McCoy talks about playing through pain
Sean Smith pulled down one of Michael Vick's two interceptions thrown Thursday. (AP)
Ten random observations on the Eagles’ 26-16 loss to Andy Reid and the Chiefs Thursday night at the Linc:
● The worst thing about the game wasn’t the sloppy play, the turnovers, the missed tackles. It was the way the defense, which played with a tremendous amount of intensity most of the night, just let the Chiefs drive down the field for a field goal late in the fourth quarter. After LeSean McCoy’s 41-yard touchdown run brought the Eagles back within seven points early, the Chiefs drove effortlessly from their own 5-yard line to the 20-yard line -- 15 plays, 75 yards, over 8:15 -- and made it a two-possession game on Ryan Succop’s 38-yard field goal. Just way too easy.
● Can’t say this enough: Somebody has to convince me that McCoy isn’t the best running back in the NFL. Here’s the coolest Shady stat ever: He already has five career fourth-quarter rushing touchdowns of 40 yards or more. Nobody else in NFL history -- not Walter Payton, not Jim Brown, not Barry Sanders -- has five. His 516 yards from scrimmage so far are 11th-most in NFL history after three weeks. I don’t hesitate to say that if he stays healthy -- and that was quite a scare he gave everybody Thursday night -- he’s going to have an all-time great NFL season.
● Big-time regression from Michael Vick Thursday night. Yeah, the Chiefs are by far the best defense he’s faced this year, but the mistakes he made were awfully discouraging. You’d like to think he was beyond the poor decisions that led to the two interceptions he threw (two more were negated by penalties, another was dropped) and the five sacks he took. But it wasn’t just the mistakes. Vick was really inaccurate, too, misfiring on some pretty routine throws. He finished 13 for 30 for 41 percent -- his second-lowest completion percentage as an Eagle. Without an efficient and productive Vick, the Eagles really have no chance.
● I thought maybe Riley Cooper was better than he’s shown so far. Right now, he looks like a third receiver. The dropoff from Jeremy Maclin to Cooper is huge.
● Can’t imagine why Vinny Curry couldn’t get on the field the first two weeks. He showed Thursday night what kind of player he was. In his first game of the year, the second-year defensive end was one of the Eagles’ most productive defensive players, with several pressures, his first career sack and another snap that forced a holding call. It’s not like Curry didn’t have a tremendous preseason. He did. The way he played Thursday night, his inactive days better be over.
● Alex Henery has now missed 46- and 48-yard field goals the last two games. They’re tough kicks, but if he doesn’t get his act together soon, the Eagles are going to have to start looking at kickers. Henery began the season as the second-most accurate kicker in NFL history, but I just don’t have a lot of confidence in him right now.

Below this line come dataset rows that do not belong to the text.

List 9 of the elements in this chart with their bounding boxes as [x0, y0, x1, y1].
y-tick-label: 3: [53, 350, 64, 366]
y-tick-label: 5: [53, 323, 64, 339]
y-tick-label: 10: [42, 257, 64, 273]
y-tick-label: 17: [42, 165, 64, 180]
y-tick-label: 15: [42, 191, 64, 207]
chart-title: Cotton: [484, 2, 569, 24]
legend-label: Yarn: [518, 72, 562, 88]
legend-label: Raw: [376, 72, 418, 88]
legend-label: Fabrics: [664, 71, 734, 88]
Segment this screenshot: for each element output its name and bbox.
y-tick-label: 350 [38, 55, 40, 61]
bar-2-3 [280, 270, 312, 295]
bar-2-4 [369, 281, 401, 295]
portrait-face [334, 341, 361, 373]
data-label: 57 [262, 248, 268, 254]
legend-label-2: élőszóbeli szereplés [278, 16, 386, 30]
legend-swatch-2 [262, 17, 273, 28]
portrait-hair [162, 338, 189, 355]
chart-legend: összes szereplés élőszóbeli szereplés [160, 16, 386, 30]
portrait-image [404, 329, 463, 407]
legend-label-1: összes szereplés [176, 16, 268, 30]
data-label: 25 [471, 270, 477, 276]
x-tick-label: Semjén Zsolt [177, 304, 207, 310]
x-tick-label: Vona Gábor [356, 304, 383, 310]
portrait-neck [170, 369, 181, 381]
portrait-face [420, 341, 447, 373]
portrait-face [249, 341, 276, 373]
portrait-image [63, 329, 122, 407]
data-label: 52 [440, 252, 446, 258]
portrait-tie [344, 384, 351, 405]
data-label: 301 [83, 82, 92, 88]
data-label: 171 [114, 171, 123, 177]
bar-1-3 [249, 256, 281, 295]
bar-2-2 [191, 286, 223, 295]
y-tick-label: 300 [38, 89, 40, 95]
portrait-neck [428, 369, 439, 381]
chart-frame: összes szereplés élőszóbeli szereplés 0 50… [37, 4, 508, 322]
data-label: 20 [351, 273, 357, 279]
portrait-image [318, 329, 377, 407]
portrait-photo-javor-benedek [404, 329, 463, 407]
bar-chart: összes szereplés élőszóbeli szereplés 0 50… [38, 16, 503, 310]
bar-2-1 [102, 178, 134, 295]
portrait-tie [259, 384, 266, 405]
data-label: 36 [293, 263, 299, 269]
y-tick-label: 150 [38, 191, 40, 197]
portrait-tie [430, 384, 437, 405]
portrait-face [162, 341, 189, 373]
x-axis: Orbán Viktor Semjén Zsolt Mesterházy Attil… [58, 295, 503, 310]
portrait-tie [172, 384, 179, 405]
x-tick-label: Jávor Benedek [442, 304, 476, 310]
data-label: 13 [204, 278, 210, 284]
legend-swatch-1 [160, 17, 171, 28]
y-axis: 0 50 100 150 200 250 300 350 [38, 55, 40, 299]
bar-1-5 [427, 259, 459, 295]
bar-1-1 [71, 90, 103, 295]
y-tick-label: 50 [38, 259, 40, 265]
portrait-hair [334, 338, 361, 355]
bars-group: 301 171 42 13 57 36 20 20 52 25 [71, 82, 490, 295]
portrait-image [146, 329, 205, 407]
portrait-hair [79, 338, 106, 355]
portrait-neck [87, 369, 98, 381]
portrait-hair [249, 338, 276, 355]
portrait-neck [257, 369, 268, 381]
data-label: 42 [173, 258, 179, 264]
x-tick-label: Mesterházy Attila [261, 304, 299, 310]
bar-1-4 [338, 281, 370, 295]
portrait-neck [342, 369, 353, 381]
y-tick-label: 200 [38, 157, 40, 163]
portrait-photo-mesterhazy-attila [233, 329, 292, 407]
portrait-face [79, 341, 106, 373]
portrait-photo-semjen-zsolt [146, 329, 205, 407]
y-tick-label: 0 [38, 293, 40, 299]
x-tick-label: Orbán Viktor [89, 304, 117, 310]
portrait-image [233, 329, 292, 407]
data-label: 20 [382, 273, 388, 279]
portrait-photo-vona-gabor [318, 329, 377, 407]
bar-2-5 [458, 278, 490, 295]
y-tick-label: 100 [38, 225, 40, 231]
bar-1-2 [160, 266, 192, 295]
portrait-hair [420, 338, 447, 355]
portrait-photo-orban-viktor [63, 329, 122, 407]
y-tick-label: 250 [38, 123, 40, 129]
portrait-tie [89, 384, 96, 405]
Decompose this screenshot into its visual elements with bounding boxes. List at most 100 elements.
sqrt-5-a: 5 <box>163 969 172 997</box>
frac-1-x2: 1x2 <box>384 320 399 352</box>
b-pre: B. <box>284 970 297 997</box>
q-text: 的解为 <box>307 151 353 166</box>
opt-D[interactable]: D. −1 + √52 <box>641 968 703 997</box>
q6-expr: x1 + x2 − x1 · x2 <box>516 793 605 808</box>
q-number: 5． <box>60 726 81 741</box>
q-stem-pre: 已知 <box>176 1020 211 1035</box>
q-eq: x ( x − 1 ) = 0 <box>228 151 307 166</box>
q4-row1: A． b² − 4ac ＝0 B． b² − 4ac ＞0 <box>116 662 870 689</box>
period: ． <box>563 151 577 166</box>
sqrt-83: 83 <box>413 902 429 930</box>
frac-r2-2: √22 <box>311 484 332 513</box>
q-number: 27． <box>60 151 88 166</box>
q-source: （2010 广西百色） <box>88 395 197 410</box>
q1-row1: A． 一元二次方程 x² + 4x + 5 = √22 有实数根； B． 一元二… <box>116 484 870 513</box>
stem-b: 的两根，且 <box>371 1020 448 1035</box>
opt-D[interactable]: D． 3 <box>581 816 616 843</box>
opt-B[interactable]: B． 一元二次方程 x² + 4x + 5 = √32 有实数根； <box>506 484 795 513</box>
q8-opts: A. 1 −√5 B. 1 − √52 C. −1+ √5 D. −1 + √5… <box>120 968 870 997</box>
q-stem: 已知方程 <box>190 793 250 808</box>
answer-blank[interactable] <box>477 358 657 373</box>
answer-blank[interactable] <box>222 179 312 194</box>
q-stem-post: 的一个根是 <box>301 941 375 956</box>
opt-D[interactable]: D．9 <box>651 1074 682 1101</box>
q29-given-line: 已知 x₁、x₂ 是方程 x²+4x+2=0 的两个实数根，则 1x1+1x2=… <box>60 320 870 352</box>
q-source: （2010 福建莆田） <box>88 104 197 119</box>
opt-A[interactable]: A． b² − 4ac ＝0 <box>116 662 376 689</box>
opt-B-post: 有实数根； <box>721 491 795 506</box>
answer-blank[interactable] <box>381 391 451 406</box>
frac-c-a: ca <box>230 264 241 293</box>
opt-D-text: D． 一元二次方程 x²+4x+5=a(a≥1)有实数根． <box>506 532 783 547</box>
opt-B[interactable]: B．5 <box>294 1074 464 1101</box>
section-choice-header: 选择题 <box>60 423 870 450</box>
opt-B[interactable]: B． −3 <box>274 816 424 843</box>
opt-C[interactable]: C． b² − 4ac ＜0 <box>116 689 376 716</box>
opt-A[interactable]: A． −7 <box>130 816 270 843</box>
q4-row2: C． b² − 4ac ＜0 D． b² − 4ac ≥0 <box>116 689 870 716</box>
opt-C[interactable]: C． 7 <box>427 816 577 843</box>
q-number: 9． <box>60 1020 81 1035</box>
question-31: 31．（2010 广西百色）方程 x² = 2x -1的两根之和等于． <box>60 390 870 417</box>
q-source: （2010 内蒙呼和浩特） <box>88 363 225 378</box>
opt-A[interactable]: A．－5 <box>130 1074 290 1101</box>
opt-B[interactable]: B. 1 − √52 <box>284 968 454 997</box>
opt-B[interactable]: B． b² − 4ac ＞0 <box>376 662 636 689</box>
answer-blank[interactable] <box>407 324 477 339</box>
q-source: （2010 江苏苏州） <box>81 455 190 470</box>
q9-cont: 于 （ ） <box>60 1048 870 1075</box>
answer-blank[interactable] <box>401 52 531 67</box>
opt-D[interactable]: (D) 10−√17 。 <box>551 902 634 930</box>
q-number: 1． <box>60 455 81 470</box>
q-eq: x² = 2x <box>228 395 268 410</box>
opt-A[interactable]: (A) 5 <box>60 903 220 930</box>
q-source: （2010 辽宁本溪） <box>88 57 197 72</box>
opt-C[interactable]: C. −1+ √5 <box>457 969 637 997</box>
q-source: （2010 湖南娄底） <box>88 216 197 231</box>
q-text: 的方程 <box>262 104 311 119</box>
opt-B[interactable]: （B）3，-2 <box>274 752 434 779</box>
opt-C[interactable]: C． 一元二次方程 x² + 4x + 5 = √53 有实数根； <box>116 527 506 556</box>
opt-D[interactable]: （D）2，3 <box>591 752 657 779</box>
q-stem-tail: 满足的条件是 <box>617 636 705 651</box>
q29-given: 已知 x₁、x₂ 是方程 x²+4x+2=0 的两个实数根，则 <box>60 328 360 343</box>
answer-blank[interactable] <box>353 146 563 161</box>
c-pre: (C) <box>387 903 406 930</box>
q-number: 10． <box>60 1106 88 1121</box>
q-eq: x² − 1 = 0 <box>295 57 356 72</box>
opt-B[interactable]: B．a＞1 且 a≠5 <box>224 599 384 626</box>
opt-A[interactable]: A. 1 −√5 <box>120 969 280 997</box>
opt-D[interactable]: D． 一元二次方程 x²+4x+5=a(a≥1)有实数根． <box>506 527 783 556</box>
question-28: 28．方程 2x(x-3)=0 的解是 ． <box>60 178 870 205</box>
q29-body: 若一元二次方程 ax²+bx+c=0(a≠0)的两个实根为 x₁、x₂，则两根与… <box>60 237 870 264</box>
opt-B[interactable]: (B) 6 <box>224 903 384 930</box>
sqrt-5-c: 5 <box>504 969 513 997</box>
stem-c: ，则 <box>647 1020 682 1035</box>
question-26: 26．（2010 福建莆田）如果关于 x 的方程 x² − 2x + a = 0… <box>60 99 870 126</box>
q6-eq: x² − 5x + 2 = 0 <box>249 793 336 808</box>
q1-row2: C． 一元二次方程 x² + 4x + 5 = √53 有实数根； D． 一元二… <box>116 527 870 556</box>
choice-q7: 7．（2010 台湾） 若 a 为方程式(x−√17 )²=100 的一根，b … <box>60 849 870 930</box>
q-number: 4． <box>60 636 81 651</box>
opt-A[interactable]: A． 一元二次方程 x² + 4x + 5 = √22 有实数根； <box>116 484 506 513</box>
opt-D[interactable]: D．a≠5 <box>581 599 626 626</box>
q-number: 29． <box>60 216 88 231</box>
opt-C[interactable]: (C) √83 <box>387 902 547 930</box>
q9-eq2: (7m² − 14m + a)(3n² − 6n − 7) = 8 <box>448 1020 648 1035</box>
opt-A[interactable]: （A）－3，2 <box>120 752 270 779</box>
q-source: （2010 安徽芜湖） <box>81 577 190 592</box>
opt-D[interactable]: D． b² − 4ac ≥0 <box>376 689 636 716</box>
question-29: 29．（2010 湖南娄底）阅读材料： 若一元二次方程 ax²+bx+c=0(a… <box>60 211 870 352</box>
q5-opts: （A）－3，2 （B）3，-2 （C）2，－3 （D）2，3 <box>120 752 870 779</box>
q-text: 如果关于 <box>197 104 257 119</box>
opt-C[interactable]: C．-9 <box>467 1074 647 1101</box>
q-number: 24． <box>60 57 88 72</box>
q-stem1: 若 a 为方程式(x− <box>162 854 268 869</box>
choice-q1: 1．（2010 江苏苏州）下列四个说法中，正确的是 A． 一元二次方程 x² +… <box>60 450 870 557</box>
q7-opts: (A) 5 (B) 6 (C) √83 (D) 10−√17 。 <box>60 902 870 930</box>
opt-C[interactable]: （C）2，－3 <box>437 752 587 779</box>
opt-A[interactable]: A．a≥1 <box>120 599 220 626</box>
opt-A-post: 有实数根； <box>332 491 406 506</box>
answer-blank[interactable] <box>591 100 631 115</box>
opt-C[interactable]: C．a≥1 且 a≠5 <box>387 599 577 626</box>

● I don’t know what options the Eagles have with the secondary, but this is tough to watch. It’s one thing getting ripped apart by Philip Rivers, but Alex Smith? He kept throwing high-percentage passes and the Chiefs kept taking advantage of missed tackles and blown coverages to get big yards. Patrick Chung was even worse than Nate Allen Thursday night. The Eagles still have to deal with Peyton Manning and Aaron Rodgers, as well as Eli Manning and Tony Romo twice, among others. On opening day, Leonard Hankerson had two touchdown catches. Last week, Eddie Royal had 90 receiving yards and three TDs. And Thursday night, Donnie Avery had 141 yards, his biggest game in five years. The Eagles are turning mediocore players into studs. And the tough part of the schedule is about to start.
● A couple disappointing games from Mychal Kendricks. He’s fast and athletic and is making some plays, but he’s also missing too many tackles right now. Way too many.
● Remember when we all thought the offensive line was a strength of this team? Sure didn’t look like it Thursday night. Far from it. The Chiefs have a tough, fast, athletic, physical defensive front, and they sure imposed their will on the Eagles’ O-line in this game. Five sacks, numerous big hits and Vick limping off the field with a minute left. Ugly.
● I wasn’t a big fan of retiring Donovan McNabb’s number. Not yet. Maybe in a few years. I know a very high percentage of Eagles fans are burned out on McNabb. Appreciate everything he did here, all the playoff wins, the 2004 NFC title, but they’ve also had enough of talking about him, hearing him, thinking about him. That said, I’ve got to give the fans at the Linc a tremendous amount of credit for the loud and prolonged ovation he received at halftime. It was richly deserved, and no doubt it robbed a lot of the national media of an easy “booing Donovan again” storyline. Great job, you guys.